The Prime Minister had one of the largest television audiences for a political broadcast in UK history when he gave his address on January 4 this year announcing a new national lockdown.

It was watched by 25.1 million people across five channels.

The BBC and ITV are expecting huge audiences to watch their programmes of the Duke’s send-off, which will be anchored by their top presenters.

Windsor Castle

The funeral of the Duke of Edinburgh will take place in St George’s Chapel within Windsor Castle (Image: Alamy Stock Photo)

Huw Edwards will lead the BBC’s live coverage from Windsor Castle. He will take to the airwaves from 12.30pm until 4.20pm, after which he will reflect on the day’s events in an hour-long programme at 8.10pm on BBC Two.

The Welsh journalist will be joined by broadcaster Sophie Raworth and TV presenter and former Royal Marine JJ Chalmers throughout the afternoon.

Programmes on Radio 4 and Radio 5 Live, as well as on the BBC’s local stations, will also be dedicated to the funeral from 2pm to 4.10pm.

The BBC’s coverage of Prince Philip’s death last Friday aged 99, which led to the clearing of schedules on BBC One and BBC Two, resulted in a record number of complaints to the corporation.

Many viewers expressed their disappointment over the cancelling of programmes – and the broadcaster set up a dedicated webpage for viewers to lodge their dissatisfaction.

In a statement defending its “wall-to-wall” coverage, the broadcaster said: “We acknowledge some viewers were unhappy with the level of coverage given, and impact this had on the billed TV and radio schedules.

“We do not make such changes without careful consideration and the decisions made reflect the role the BBC plays as the national broadcaster, during moments of national significance.”

Meanwhile, ITV will cover the funeral with the programme Prince Philip – A Royal Funeral.

Tom Bradby, a close friend of the Duke and Duchess of Sussex, will front the coverage from 1.15pm to 4.30pm, with Julie Etchingham from Windsor. 

ITV’s normal schedule will return from 4.30pm.

Sky News will also be broadcasting live coverage of the funeral from 12.30pm to 5pm.

Presenters Sarah Hewson, Dermot Murnaghan, Mark Austin and Anna Botting will front the channel’s coverage.
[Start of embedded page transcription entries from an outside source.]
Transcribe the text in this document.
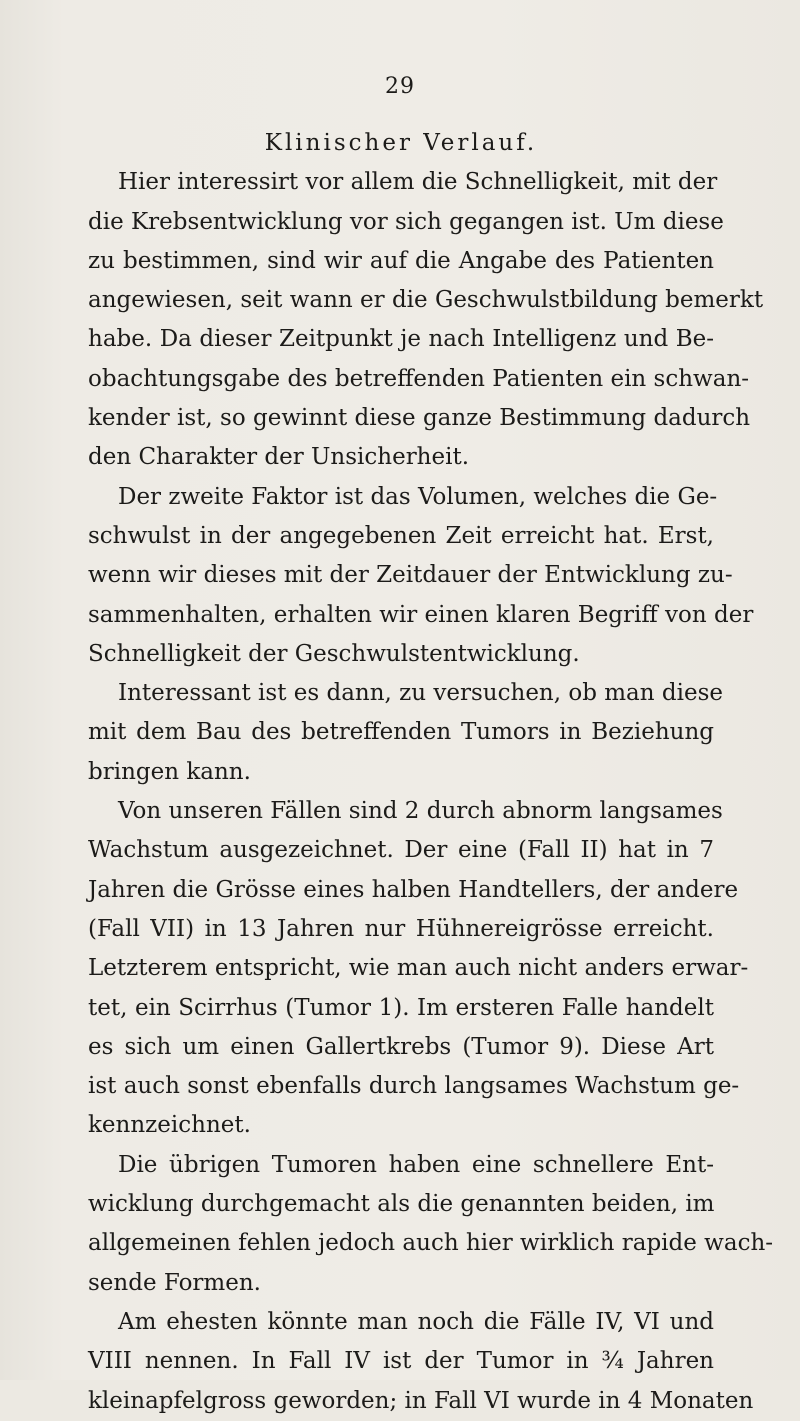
29
Klinischer Verlauf.
Hier interessirt vor allem die Schnelligkeit, mit der
die Krebsentwicklung vor sich gegangen ist. Um diese
zu bestimmen, sind wir auf die Angabe des Patienten
angewiesen, seit wann er die Geschwulstbildung bemerkt
habe. Da dieser Zeitpunkt je nach Intelligenz und Be-
obachtungsgabe des betreffenden Patienten ein schwan-
kender ist, so gewinnt diese ganze Bestimmung dadurch
den Charakter der Unsicherheit.
Der zweite Faktor ist das Volumen, welches die Ge-
schwulst in der angegebenen Zeit erreicht hat. Erst,
wenn wir dieses mit der Zeitdauer der Entwicklung zu-
sammenhalten, erhalten wir einen klaren Begriff von der
Schnelligkeit der Geschwulstentwicklung.
Interessant ist es dann, zu versuchen, ob man diese
mit dem Bau des betreffenden Tumors in Beziehung
bringen kann.
Von unseren Fällen sind 2 durch abnorm langsames
Wachstum ausgezeichnet. Der eine (Fall II) hat in 7
Jahren die Grösse eines halben Handtellers, der andere
(Fall VII) in 13 Jahren nur Hühnereigrösse erreicht.
Letzterem entspricht, wie man auch nicht anders erwar-
tet, ein Scirrhus (Tumor 1). Im ersteren Falle handelt
es sich um einen Gallertkrebs (Tumor 9). Diese Art
ist auch sonst ebenfalls durch langsames Wachstum ge-
kennzeichnet.
Die übrigen Tumoren haben eine schnellere Ent-
wicklung durchgemacht als die genannten beiden, im
allgemeinen fehlen jedoch auch hier wirklich rapide wach-
sende Formen.
Am ehesten könnte man noch die Fälle IV, VI und
VIII nennen. In Fall IV ist der Tumor in ¾ Jahren
kleinapfelgross geworden; in Fall VI wurde in 4 Monaten
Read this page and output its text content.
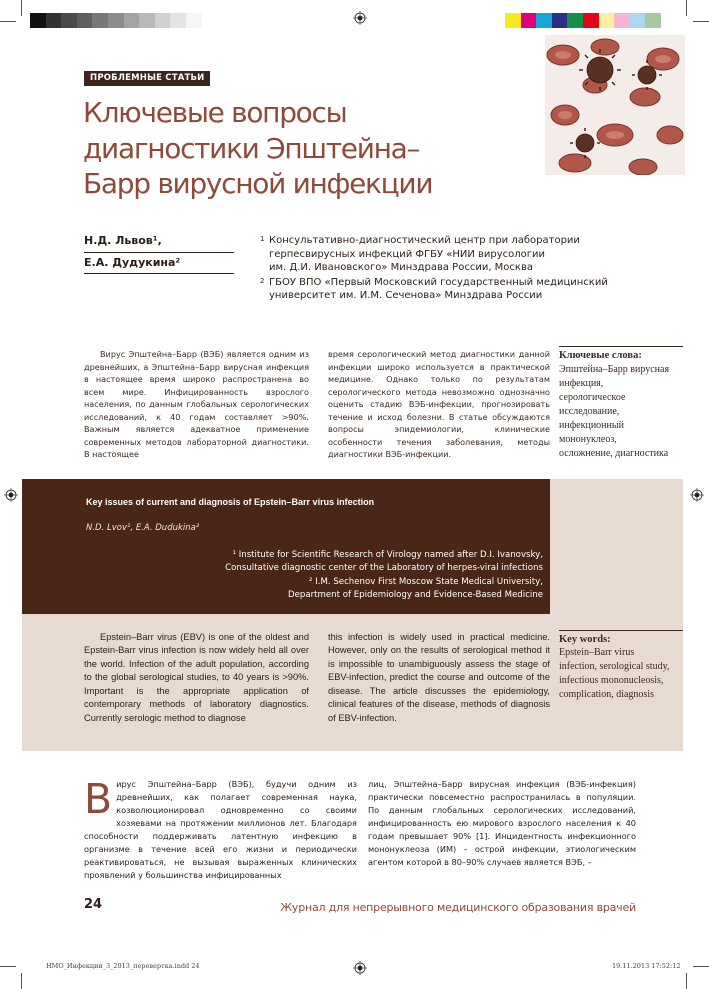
ПРОБЛЕМНЫЕ СТАТЬИ
Ключевые вопросы
диагностики Эпштейна–
Барр вирусной инфекции
Н.Д. Львов¹,
Е.А. Дудукина²
1 Консультативно-диагностический центр при лаборатории
герпесвирусных инфекций ФГБУ «НИИ вирусологии
им. Д.И. Ивановского» Минздрава России, Москва
2 ГБОУ ВПО «Первый Московский государственный медицинский
университет им. И.М. Сеченова» Минздрава России
Вирус Эпштейна–Барр (ВЭБ) является одним из древнейших, а Эпштейна–Барр вирусная инфекция в настоящее время широко распространена во всем мире. Инфицированность взрослого населения, по данным глобальных серологических исследований, к 40 годам составляет >90%. Важным является адекватное применение современных методов лабораторной диагностики. В настоящее
время серологический метод диагностики данной инфекции широко используется в практической медицине. Однако только по результатам серологического метода невозможно однозначно оценить стадию ВЭБ-инфекции, прогнозировать течение и исход болезни. В статье обсуждаются вопросы эпидемиологии, клинические особенности течения заболевания, методы диагностики ВЭБ-инфекции.
Ключевые слова:
Эпштейна–Барр вирусная инфекция, серологическое исследование, инфекционный мононуклеоз, осложнение, диагностика
Key issues of current and diagnosis of Epstein–Barr virus infection
N.D. Lvov¹, E.A. Dudukina²
¹ Institute for Scientific Research of Virology named after D.I. Ivanovsky,
Consultative diagnostic center of the Laboratory of herpes-viral infections
² I.M. Sechenov First Moscow State Medical University,
Department of Epidemiology and Evidence-Based Medicine
Epstein–Barr virus (EBV) is one of the oldest and Epstein-Barr virus infection is now widely held all over the world. Infection of the adult population, according to the global serological studies, to 40 years is >90%. Important is the appropriate application of contemporary methods of laboratory diagnostics. Currently serologic method to diagnose
this infection is widely used in practical medicine. However, only on the results of serological method it is impossible to unambiguously assess the stage of EBV-infection, predict the course and outcome of the disease. The article discusses the epidemiology, clinical features of the disease, methods of diagnosis of EBV-infection.
Key words:
Epstein–Barr virus infection, serological study, infectious mononucleosis, complication, diagnosis
В ирус Эпштейна–Барр (ВЭБ), будучи одним из древнейших, как полагает современная наука, козволюционировал одновременно со своими хозяевами на протяжении миллионов лет. Благодаря способности поддерживать латентную инфекцию в организме в течение всей его жизни и периодически реактивироваться, не вызывая выраженных клинических проявлений у большинства инфицированных
лиц, Эпштейна–Барр вирусная инфекция (ВЭБ-инфекция) практически повсеместно распространилась в популяции. По данным глобальных серологических исследований, инфицированность ею мирового взрослого населения к 40 годам превышает 90% [1]. Инцидентность инфекционного мононуклеоза (ИМ) – острой инфекции, этиологическим агентом которой в 80–90% случаев является ВЭБ, –
24	Журнал для непрерывного медицинского образования врачей
НМО_Инфекции_3_2013_перевертка.indd 24	19.11.2013 17:52:12
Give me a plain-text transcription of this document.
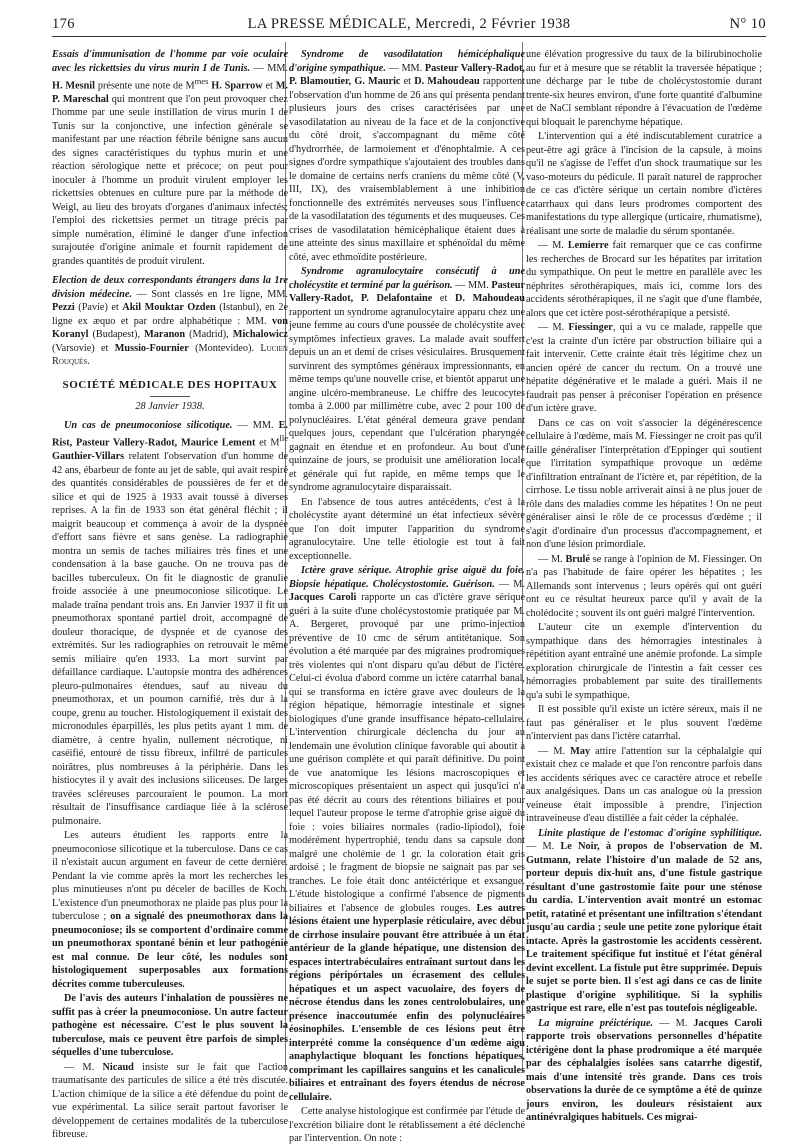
176	LA PRESSE MÉDICALE, Mercredi, 2 Février 1938	N° 10

Essais d'immunisation de l'homme par voie oculaire avec les rickettsies du virus murin I de Tunis. — MM. H. Mesnil présente une note de $M^{mes}$ H. Sparrow et M. P. Mareschal qui montrent que l'on peut provoquer chez l'homme par une seule instillation de virus murin I de Tunis sur la conjonctive, une infection générale se manifestant par une réaction fébrile bénigne sans aucun des signes caractéristiques du typhus murin et une réaction sérologique nette et précoce; on peut pour inoculer à l'homme un produit virulent employer les rickettsies obtenues en culture pure par la méthode de Weigl, au lieu des broyats d'organes d'animaux infectés; l'emploi des rickettsies permet un titrage précis par simple numération, éliminé le danger d'une infection surajoutée d'origine animale et fournit rapidement de grandes quantités de produit virulent.

Election de deux correspondants étrangers dans la 1re division médecine. — Sont classés en 1re ligne, MM. Pezzi (Pavie) et Akil Mouktar Ozden (Istanbul), en 2e ligne ex æquo et par ordre alphabétique : MM. von Koranyl (Budapest), Maranon (Madrid), Michalowicz (Varsovie) et Mussio-Fournier (Montevideo). Lucien Rouquès.

SOCIÉTÉ MÉDICALE DES HOPITAUX
28 Janvier 1938.

Un cas de pneumoconiose silicotique. — MM. E. Rist, Pasteur Vallery-Radot, Maurice Lement et $M^{lle}$ Gauthier-Villars relatent l'observation d'un homme de 42 ans, ébarbeur de fonte au jet de sable, qui avait respiré des quantités considérables de poussières de fer et de silice et qui de 1925 à 1933 avait toussé à diverses reprises. A la fin de 1933 son état général fléchit ; il maigrit beaucoup et commença à avoir de la dyspnée d'effort sans fièvre et sans genèse. La radiographie montra un semis de taches miliaires très fines et une condensation à la base gauche. On ne trouva pas de bacilles tuberculeux. On fit le diagnostic de granulie froide associée à une pneumoconiose silicotique. Le malade traîna pendant trois ans. En Janvier 1937 il fit un pneumothorax spontané partiel droit, accompagné de douleur thoracique, de dyspnée et de cyanose des extrémités. Sur les radiographies on retrouvait le même semis miliaire qu'en 1933. La mort survint par défaillance cardiaque. L'autopsie montra des adhérences pleuro-pulmonaires étendues, sauf au niveau du pneumothorax, et un poumon carnifié, très dur à la coupe, grenu au toucher. Histologiquement il existait des micronodules éparpillés, les plus petits ayant 1 mm. de diamètre, à centre hyalin, nullement nécrotique, ni caséifié, entouré de tissu fibreux, infiltré de particules noirâtres, plus nombreuses à la périphérie. Dans les histiocytes il y avait des inclusions siliceuses. De larges travées scléreuses parcouraient le poumon. La mort résultait de l'insuffisance cardiaque liée à la sclérose pulmonaire.

Les auteurs étudient les rapports entre la pneumoconiose silicotique et la tuberculose. Dans ce cas il n'existait aucun argument en faveur de cette dernière. Pendant la vie comme après la mort les recherches les plus minutieuses n'ont pu déceler de bacilles de Koch. L'existence d'un pneumothorax ne plaide pas plus pour la tuberculose ; on a signalé des pneumothorax dans la pneumoconiose; ils se comportent d'ordinaire comme un pneumothorax spontané bénin et leur pathogénie est mal connue. De leur côté, les nodules sont histologiquement superposables aux formations décrites comme tuberculeuses.

De l'avis des auteurs l'inhalation de poussières ne suffit pas à créer la pneumoconiose. Un autre facteur pathogène est nécessaire. C'est le plus souvent la tuberculose, mais ce peuvent être parfois de simples séquelles d'une tuberculose.

— M. Nicaud insiste sur le fait que l'action traumatisante des particules de silice a été très discutée. L'action chimique de la silice a été défendue du point de vue expérimental. La silice serait partout favoriser le développement de certaines modalités de la tuberculose fibreuse.

Syndrome de vasodilatation hémicéphalique d'origine sympathique. — MM. Pasteur Vallery-Radot, P. Blamoutier, G. Mauric et D. Mahoudeau rapportent l'observation d'un homme de 26 ans qui présenta pendant plusieurs jours des crises caractérisées par une vasodilatation au niveau de la face et de la conjonctive du côté droit, s'accompagnant du même côté d'hydrorrhée, de larmoiement et d'énophtalmie. A ces signes d'ordre sympathique s'ajoutaient des troubles dans le domaine de certains nerfs craniens du même côté (V, III, IX), des vraisemblablement à une inhibition fonctionnelle des extrémités nerveuses sous l'influence de la vasodilatation des téguments et des muqueuses. Ces crises de vasodilatation hémicéphalique étaient dues à une atteinte des sinus maxillaire et sphénoïdal du même côté, avec ethmoïdite postérieure.

Syndrome agranulocytaire consécutif à une cholécystite et terminé par la guérison. — MM. Pasteur Vallery-Radot, P. Delafontaine et D. Mahoudeau rapportent un syndrome agranulocytaire apparu chez une jeune femme au cours d'une poussée de cholécystite avec symptômes infectieux graves. La malade avait souffert depuis un an et demi de crises vésiculaires. Brusquement survinrent des symptômes généraux impressionnants, en même temps qu'une nouvelle crise, et bientôt apparut une angine ulcéro-membraneuse. Le chiffre des leucocytes tomba à 2.000 par millimètre cube, avec 2 pour 100 de polynucléaires. L'état général demeura grave pendant quelques jours, cependant que l'ulcération pharyngée gagnait en étendue et en profondeur. Au bout d'une quinzaine de jours, se produisit une amélioration locale et générale qui fut rapide, en même temps que le syndrome agranulocytaire disparaissait.

En l'absence de tous autres antécédents, c'est à la cholécystite ayant déterminé un état infectieux sévère que l'on doit imputer l'apparition du syndrome agranulocytaire. Une telle étiologie est tout à fait exceptionnelle.

Ictère grave sérique. Atrophie grise aiguë du foie. Biopsie hépatique. Cholécystostomie. Guérison. — M. Jacques Caroli rapporte un cas d'ictère grave sérique guéri à la suite d'une cholécystostomie pratiquée par M. A. Bergeret, provoqué par une primo-injection préventive de 10 cmc de sérum antitétanique. Son évolution a été marquée par des migraines prodromiques très violentes qui n'ont disparu qu'au début de l'ictère. Celui-ci évolua d'abord comme un ictère catarrhal banal, qui se transforma en ictère grave avec douleurs de la région hépatique, hémorragie intestinale et signes biologiques d'une grande insuffisance hépato-cellulaire. L'intervention chirurgicale déclencha du jour au lendemain une évolution clinique favorable qui aboutit à une guérison complète et qui paraît définitive. Du point de vue anatomique les lésions macroscopiques et microscopiques présentaient un aspect qui jusqu'ici n'a pas été décrit au cours des rétentions biliaires et pour lequel l'auteur propose le terme d'atrophie grise aiguë du foie : voies biliaires normales (radio-lipiodol), foie modérément hypertrophié, tendu dans sa capsule dont malgré une cholémie de 1 gr. la coloration était gris ardoisé ; le fragment de biopsie ne saignait pas par ses tranches. Le foie était donc antéictérique et exsangue. L'étude histologique a confirmé l'absence de pigments biliaires et l'absence de globules rouges. Les autres lésions étaient une hyperplasie réticulaire, avec début de cirrhose insulaire pouvant être attribuée à un état antérieur de la glande hépatique, une distension des espaces intertrabéculaires entraînant surtout dans les régions péripórtales un écrasement des cellules hépatiques et un aspect vacuolaire, des foyers de nécrose étendus dans les zones centrolobulaires, une présence inaccoutumée enfin des polynucléaires éosinophiles. L'ensemble de ces lésions peut être interprété comme la conséquence d'un œdème aigu anaphylactique bloquant les fonctions hépatiques, comprimant les capillaires sanguins et les canalicules biliaires et entraînant des foyers étendus de nécrose cellulaire.

Cette analyse histologique est confirmée par l'étude de l'excrétion biliaire dont le rétablissement a été déclenché par l'intervention. On note :

une élévation progressive du taux de la bilirubinocholie au fur et à mesure que se rétablit la traversée hépatique ; une décharge par le tube de cholécystostomie durant trente-six heures environ, d'une forte quantité d'albumine et de NaCl semblant répondre à l'évacuation de l'œdème qui bloquait le parenchyme hépatique.

L'intervention qui a été indiscutablement curatrice a peut-être agi grâce à l'incision de la capsule, à moins qu'il ne s'agisse de l'effet d'un shock traumatique sur les vaso-moteurs du pédicule. Il paraît naturel de rapprocher de ce cas d'ictère sérique un certain nombre d'ictères catarrhaux qui dans leurs prodromes comportent des manifestations du type allergique (urticaire, rhumatisme), réalisant une sorte de maladie du sérum spontanée.

— M. Lemierre fait remarquer que ce cas confirme les recherches de Brocard sur les hépatites par irritation du sympathique. On peut le mettre en parallèle avec les néphrites sérothérapiques, mais ici, comme lors des accidents sérothérapiques, il ne s'agit que d'une flambée, alors que cet ictère post-sérothérapique a persisté.

— M. Fiessinger, qui a vu ce malade, rappelle que c'est la crainte d'un ictère par obstruction biliaire qui a fait intervenir. Cette crainte était très légitime chez un ancien opéré de cancer du rectum. On a trouvé une hépatite dégénérative et le malade a guéri. Mais il ne faudrait pas penser à préconiser l'opération en présence d'un ictère grave.

Dans ce cas on voit s'associer la dégénérescence cellulaire à l'œdème, mais M. Fiessinger ne croit pas qu'il faille généraliser l'interprétation d'Eppinger qui soutient que l'irritation sympathique provoque un œdème d'infiltration entraînant de l'ictère et, par répétition, de la cirrhose. Le tissu noble arriverait ainsi à ne plus jouer de rôle dans des maladies comme les hépatites ! On ne peut généraliser ainsi le rôle de ce processus d'œdème ; il s'agit d'ordinaire d'un processus d'accompagnement, et non d'une lésion primordiale.

— M. Brulé se range à l'opinion de M. Fiessinger. On n'a pas l'habitude de faire opérer les hépatites ; les Allemands sont intervenus ; leurs opérés qui ont guéri ont eu ce résultat heureux parce qu'il y avait de la cholédocite ; souvent ils ont guéri malgré l'intervention.

L'auteur cite un exemple d'intervention du sympathique dans des hémorragies intestinales à répétition ayant entraîné une anémie profonde. La simple exploration chirurgicale de l'intestin a fait cesser ces hémorragies probablement par suite des tiraillements qu'a subi le sympathique.

Il est possible qu'il existe un ictère séreux, mais il ne faut pas généraliser et le plus souvent l'œdème n'intervient pas dans l'ictère catarrhal.

— M. May attire l'attention sur la céphalalgie qui existait chez ce malade et que l'on rencontre parfois dans les accidents sériques avec ce caractère atroce et rebelle aux analgésiques. Dans un cas analogue où la pression veineuse était impossible à prendre, l'injection intraveineuse d'eau distillée a fait céder la céphalée.

Linite plastique de l'estomac d'origine syphilitique. — M. Le Noir, à propos de l'observation de M. Gutmann, relate l'histoire d'un malade de 52 ans, porteur depuis dix-huit ans, d'une fistule gastrique résultant d'une gastrostomie faite pour une sténose du cardia. L'intervention avait montré un estomac petit, ratatiné et présentant une infiltration s'étendant jusqu'au cardia ; seule une petite zone pylorique était intacte. Après la gastrostomie les accidents cessèrent. Le traitement spécifique fut institué et l'état général devint excellent. La fistule put être supprimée. Depuis le sujet se porte bien. Il s'est agi dans ce cas de linite plastique d'origine syphilitique. Si la syphilis gastrique est rare, elle n'est pas toutefois négligeable.

La migraine préictérique. — M. Jacques Caroli rapporte trois observations personnelles d'hépatite ictérigène dont la phase prodromique a été marquée par des céphalalgies isolées sans catarrhe digestif, mais d'une intensité très grande. Dans ces trois observations la durée de ce symptôme a été de quinze jours environ, les douleurs résistaient aux antinévralgiques habituels. Ces migrai-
The funeral will draw in viewers eager to see Prince William and Harry reunite in public for the first time since the Duke of Sussex moved to the US last year with his wife Meghan and son Archie.

Broadcaster Sophie Raworth

Broadcaster Sophie Raworth will feature on BBC throughout the afternoon (Image: Getty)

A pregnant Meghan is unable to fly in for the occasion and will watch from their California home.

Peter Phillips, the Queen’s oldest grandchild, will walk between the feuding brothers in the procession, which begins at 2.40pm, when senior royals will follow behind the coffin on foot.

People will watch as one of Prince Philip’s final wishes will be granted – and his coffin is transported in the back of the modified Land Rover that he helped design.

The pandemic curtailed original plans for military processions through London or Windsor.

The Royal Family has asked members of the public not to gather at the castle or other royal residences – a request which will likely drive up TV viewing figures.

A reduced choir of just four singers will perform pieces of music chosen by Philip while guests will follow Covid-19 rules, such as wearing masks, social distancing and not singing.

Buckingham Palace said the plans for the funeral are in line with The Duke of Edinburgh’s personal wishes.

Heathrow Airport said no planes will land or take off for six minutes today to coincide with the national minute’s silence at 3pm.